Al, say a house costs 100 bucks (to simplify things a bit, housing isn't that cheap here =P). To get a loan here, you need like 10-15 bucks of own money saved up, so you need a 85 buck loan. The house is worth 100 bucks, so 70% of that is 70, meaning you need to come up with an additional 15 for security from somewhere, like your car, stock, another property or whatever. Then, if everything goes to heck and you lose the house, and let's say you haven't yet paid off anything, forfeiting the house to the bank only covers the 70% of the value, meaning you still owe the bank the 15 bucks that's left of the 85 you borrowed. So either you gotta also forfeit the other property you put up as security, or figure out some other way to pay off the rest of your debt. Crappy for bad situations, but on the other hand it leads to more stable banks, and maybe works as an incentive to not buy overly priced property, and also keeps the prices down a bit.
No you paid in the 15 bucks already. So the bank gets it all. No need to forfit anything with simplistic thinking. But it s a bit more complicated than that.

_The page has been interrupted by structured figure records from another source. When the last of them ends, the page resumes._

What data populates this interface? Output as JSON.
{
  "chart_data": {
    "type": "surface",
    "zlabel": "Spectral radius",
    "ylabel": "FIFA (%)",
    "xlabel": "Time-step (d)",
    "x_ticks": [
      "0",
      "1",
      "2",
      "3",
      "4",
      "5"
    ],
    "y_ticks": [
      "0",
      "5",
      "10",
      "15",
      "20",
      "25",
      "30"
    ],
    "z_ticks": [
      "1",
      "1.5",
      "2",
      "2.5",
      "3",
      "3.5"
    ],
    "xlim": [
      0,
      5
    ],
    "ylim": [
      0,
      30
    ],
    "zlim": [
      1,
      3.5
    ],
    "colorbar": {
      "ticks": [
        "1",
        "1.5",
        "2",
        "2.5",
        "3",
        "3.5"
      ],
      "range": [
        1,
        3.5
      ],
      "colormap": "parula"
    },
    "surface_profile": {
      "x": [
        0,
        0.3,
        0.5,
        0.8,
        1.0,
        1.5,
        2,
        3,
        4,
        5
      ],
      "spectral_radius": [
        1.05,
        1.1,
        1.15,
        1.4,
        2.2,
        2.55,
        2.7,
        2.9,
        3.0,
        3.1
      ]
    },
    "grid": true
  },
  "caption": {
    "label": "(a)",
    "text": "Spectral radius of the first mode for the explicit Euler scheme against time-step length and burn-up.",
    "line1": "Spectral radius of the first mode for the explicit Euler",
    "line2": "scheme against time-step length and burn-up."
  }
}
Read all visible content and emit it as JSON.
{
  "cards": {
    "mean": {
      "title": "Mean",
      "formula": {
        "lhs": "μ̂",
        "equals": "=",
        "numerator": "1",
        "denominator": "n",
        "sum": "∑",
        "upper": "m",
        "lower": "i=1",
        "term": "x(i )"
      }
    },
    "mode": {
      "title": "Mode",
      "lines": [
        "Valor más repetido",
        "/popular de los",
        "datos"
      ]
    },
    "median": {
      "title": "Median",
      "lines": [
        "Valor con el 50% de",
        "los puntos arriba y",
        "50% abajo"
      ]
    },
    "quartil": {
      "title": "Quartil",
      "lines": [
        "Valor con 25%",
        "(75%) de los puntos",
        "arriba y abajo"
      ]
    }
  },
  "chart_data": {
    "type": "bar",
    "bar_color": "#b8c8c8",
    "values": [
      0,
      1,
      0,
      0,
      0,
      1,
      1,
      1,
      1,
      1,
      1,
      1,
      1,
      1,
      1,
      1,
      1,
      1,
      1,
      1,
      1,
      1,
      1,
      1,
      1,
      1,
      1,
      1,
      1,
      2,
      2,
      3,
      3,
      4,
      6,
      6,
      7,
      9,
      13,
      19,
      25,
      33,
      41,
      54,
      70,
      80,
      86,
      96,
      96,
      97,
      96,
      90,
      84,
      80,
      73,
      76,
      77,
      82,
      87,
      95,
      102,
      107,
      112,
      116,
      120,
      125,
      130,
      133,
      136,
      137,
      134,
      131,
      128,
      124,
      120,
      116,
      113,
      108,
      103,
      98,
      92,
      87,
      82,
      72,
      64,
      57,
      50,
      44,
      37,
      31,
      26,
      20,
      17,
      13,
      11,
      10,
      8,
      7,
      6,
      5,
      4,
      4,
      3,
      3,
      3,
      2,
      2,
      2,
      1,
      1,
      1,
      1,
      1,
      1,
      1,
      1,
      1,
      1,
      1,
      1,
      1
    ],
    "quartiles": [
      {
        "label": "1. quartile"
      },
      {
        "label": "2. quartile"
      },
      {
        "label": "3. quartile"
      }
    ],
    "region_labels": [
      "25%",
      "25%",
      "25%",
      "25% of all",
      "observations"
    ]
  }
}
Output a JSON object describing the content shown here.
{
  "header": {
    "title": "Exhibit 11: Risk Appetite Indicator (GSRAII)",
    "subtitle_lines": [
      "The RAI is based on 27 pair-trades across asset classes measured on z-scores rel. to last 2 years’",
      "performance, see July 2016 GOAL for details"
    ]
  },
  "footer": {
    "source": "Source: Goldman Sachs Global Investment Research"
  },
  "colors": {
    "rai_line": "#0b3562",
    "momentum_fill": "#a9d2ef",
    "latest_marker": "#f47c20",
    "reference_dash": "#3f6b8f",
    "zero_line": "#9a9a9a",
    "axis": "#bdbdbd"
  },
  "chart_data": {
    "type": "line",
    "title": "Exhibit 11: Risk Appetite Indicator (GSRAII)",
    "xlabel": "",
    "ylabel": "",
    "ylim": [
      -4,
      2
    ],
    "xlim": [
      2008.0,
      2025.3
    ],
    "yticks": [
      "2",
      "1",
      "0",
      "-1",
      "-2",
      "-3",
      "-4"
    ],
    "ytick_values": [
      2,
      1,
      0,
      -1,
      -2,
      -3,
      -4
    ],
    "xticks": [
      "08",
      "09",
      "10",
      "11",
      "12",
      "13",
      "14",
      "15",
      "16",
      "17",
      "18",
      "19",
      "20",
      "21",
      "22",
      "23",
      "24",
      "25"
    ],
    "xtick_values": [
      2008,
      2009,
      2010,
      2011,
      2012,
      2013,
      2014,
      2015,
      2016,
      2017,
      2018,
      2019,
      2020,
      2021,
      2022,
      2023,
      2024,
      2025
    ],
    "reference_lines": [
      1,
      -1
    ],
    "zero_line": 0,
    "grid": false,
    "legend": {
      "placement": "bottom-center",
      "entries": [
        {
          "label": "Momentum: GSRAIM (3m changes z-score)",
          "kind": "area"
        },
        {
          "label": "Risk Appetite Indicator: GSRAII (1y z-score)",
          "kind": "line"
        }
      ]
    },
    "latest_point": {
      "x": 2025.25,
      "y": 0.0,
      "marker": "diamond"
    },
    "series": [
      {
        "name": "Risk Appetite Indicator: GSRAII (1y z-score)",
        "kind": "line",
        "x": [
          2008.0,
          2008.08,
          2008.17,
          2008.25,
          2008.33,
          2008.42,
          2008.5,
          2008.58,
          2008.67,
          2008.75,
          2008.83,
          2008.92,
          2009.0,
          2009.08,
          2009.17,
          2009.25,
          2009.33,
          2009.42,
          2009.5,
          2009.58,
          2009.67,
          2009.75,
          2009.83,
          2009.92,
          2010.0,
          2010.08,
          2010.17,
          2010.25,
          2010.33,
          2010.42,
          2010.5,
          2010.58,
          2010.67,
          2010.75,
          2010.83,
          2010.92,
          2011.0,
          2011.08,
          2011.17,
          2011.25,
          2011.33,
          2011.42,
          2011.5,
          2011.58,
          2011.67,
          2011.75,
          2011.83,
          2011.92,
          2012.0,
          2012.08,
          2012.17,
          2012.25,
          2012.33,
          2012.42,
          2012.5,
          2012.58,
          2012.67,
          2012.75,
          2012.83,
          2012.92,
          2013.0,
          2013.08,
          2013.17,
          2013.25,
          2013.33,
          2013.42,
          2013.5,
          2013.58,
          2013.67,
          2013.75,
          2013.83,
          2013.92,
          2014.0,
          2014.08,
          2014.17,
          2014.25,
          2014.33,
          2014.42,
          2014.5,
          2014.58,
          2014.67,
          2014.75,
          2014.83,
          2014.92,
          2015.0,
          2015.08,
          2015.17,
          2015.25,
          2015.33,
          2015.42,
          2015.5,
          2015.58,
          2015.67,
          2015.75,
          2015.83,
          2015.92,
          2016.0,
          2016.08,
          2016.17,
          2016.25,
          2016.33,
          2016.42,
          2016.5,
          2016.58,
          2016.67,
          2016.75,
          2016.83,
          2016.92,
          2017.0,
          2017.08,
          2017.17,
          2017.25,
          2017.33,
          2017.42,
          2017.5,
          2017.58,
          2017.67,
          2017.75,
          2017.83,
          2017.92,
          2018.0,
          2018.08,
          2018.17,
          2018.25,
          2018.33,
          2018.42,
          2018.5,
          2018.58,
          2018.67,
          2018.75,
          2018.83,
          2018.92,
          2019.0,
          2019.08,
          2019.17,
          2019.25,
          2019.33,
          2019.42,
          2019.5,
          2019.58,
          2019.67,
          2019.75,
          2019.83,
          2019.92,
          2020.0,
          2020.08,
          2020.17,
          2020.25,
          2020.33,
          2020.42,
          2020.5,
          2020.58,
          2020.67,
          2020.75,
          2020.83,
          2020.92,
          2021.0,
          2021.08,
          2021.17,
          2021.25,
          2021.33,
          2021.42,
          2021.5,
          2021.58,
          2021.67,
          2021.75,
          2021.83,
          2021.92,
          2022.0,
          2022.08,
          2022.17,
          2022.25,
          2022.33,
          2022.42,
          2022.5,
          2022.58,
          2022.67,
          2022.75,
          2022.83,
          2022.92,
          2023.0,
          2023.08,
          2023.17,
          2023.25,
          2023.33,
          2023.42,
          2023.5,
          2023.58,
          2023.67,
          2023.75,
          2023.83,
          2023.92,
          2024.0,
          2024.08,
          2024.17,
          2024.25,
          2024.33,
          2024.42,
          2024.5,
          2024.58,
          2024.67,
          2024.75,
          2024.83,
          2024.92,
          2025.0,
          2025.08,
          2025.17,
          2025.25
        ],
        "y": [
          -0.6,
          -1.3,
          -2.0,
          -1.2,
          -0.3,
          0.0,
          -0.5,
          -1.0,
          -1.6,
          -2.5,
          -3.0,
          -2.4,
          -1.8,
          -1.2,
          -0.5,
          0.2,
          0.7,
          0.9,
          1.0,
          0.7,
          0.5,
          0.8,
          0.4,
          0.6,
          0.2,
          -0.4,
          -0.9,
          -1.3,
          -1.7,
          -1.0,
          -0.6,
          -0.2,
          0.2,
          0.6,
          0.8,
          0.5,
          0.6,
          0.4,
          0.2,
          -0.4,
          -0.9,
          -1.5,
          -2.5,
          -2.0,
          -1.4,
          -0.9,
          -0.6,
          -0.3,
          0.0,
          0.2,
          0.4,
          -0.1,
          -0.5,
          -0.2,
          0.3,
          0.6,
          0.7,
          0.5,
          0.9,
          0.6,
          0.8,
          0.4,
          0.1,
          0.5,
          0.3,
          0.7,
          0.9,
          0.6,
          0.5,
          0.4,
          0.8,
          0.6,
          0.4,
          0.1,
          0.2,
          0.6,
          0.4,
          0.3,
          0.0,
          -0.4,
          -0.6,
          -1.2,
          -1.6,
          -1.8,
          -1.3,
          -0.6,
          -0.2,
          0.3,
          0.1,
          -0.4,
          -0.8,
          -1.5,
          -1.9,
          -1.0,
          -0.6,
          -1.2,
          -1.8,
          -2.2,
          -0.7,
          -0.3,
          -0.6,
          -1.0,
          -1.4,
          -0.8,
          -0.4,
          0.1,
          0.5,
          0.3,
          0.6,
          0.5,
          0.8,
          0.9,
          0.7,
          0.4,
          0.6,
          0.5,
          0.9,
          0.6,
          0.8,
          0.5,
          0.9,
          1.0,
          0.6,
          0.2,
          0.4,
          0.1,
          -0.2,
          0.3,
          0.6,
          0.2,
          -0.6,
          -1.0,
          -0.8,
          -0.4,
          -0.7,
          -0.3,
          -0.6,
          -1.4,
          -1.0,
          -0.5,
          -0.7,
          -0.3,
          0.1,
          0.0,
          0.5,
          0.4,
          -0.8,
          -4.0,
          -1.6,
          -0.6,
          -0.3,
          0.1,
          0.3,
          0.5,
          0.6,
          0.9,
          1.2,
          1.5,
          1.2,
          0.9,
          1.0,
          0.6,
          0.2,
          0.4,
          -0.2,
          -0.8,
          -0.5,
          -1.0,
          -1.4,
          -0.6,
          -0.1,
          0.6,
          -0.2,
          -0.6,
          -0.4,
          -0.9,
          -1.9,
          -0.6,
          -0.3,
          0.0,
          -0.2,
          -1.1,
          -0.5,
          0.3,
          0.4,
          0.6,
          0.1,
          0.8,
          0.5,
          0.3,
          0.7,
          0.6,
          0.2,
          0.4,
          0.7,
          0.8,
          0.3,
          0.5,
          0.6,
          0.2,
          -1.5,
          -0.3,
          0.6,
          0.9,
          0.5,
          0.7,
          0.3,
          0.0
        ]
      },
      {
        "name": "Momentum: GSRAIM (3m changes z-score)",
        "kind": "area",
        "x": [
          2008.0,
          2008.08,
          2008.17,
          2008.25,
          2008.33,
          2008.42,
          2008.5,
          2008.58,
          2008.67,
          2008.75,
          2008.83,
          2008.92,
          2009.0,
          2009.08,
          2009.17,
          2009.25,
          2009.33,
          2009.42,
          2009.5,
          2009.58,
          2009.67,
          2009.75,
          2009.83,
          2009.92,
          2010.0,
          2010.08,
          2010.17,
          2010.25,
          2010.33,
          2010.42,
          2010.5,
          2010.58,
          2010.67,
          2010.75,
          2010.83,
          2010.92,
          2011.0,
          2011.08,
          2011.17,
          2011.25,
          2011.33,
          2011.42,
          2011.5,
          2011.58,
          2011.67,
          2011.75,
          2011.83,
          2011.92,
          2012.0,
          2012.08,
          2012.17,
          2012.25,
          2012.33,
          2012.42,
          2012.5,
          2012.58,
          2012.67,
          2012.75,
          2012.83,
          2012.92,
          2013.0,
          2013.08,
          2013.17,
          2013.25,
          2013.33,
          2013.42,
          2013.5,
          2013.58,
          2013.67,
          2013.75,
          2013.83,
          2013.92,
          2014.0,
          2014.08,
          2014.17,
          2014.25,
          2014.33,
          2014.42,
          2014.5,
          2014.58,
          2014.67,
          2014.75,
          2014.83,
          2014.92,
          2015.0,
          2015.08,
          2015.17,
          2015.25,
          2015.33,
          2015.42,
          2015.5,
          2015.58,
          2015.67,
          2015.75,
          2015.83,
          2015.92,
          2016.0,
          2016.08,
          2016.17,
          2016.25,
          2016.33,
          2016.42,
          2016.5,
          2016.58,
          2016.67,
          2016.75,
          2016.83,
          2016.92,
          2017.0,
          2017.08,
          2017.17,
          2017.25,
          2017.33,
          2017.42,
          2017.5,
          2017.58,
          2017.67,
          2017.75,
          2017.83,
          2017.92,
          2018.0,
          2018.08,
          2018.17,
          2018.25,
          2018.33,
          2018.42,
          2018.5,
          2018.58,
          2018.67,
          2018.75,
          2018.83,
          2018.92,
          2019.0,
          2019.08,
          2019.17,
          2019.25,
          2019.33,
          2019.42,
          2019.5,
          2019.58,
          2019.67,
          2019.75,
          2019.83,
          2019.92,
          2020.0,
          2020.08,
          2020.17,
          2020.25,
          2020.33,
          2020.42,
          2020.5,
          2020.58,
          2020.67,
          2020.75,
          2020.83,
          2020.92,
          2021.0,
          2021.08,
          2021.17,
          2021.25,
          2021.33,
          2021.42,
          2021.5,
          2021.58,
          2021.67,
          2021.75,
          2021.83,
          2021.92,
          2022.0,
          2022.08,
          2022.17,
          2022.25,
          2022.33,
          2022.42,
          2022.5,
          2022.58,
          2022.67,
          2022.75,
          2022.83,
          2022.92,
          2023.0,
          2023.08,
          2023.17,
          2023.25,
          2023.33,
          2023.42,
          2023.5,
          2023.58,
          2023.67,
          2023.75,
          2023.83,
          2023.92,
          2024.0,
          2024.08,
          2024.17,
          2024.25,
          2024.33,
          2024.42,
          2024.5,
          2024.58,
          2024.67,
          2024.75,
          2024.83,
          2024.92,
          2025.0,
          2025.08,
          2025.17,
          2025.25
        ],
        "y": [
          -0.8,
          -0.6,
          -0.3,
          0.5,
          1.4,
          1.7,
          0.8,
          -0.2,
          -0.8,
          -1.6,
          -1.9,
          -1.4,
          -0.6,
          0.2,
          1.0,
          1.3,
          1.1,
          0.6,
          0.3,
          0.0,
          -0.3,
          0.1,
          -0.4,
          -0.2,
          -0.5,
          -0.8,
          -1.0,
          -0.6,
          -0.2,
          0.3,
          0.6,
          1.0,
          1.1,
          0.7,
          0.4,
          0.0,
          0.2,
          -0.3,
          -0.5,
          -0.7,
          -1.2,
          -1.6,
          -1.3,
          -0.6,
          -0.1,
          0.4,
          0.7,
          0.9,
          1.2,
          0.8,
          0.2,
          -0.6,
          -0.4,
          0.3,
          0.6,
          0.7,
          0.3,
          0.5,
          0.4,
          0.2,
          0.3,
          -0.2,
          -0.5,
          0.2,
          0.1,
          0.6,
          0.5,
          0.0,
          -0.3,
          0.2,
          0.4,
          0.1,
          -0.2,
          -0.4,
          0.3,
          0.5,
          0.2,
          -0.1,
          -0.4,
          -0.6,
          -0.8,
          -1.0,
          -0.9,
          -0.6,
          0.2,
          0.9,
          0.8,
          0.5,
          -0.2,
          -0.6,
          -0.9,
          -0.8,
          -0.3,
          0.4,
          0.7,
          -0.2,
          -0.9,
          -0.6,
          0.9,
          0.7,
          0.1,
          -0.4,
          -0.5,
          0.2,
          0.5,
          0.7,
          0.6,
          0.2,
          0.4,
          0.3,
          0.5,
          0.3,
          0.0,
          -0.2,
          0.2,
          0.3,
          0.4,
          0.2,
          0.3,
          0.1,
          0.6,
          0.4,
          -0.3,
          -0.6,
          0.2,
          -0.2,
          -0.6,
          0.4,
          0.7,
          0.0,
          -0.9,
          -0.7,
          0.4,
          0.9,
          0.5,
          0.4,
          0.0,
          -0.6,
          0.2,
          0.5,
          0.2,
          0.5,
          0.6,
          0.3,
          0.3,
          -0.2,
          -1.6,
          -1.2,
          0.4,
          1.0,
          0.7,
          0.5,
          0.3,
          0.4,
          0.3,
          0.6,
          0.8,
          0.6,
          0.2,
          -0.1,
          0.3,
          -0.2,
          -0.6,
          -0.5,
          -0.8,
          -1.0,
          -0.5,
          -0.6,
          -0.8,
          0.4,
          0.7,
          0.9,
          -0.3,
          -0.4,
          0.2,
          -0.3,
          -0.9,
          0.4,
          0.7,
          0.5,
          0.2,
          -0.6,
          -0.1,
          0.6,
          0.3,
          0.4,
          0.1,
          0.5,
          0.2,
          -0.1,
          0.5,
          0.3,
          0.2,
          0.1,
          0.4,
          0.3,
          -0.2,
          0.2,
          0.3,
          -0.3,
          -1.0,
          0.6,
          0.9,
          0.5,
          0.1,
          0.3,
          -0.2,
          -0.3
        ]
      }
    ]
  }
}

When you take that loan out for the 85 the bank requires a down payment in good faith that you WONT walk out. As well as you sign a contract that requires you to pay on time. they are counting on making money off the interest of the loan. Now I have to go to real money here...
My last house was 96 thousand dollars because of the type of loan I took I had to pay 20 thousand dollars down. So my loan was 76 thousand dollars. Which put my payments at around 500 dollars a month (rounded figures for sure) but if you look at the details of the loan most of that was interest. figure it .... 500 a month for thirty years.... is 180,000 twice what I purchased the house for. and its in the contract. If you look at that 500 dollar payment at most 100 at the time was going to pay off principal. The smart way to get around that is to add on another 100 and designate it to go toward the principal of the loand. This pays your mortgage off in 15 years instead of 30.
If you turn in your keys and walk away its considered default of the loan and it goes on your record.... hosing your credit history.
of course things have changed since 2003 in the US. Different types of loans, Loan chriteria prices of homes and government bail outs. I am so glad i am out of that whole Rat race...
edited to add: I do not understand that upside down buisiness personally but If the industry tanks you can simply continue paying the mortgage till it comes back. I was in the mortgage loan business a Jumbo loan was 300 thousand which is the limit for a conventional loan. Jumbo loans have different chriteria.
for what it is worth I was in the business for exactly six months as a trainee. Stock market crashed and I lost my job.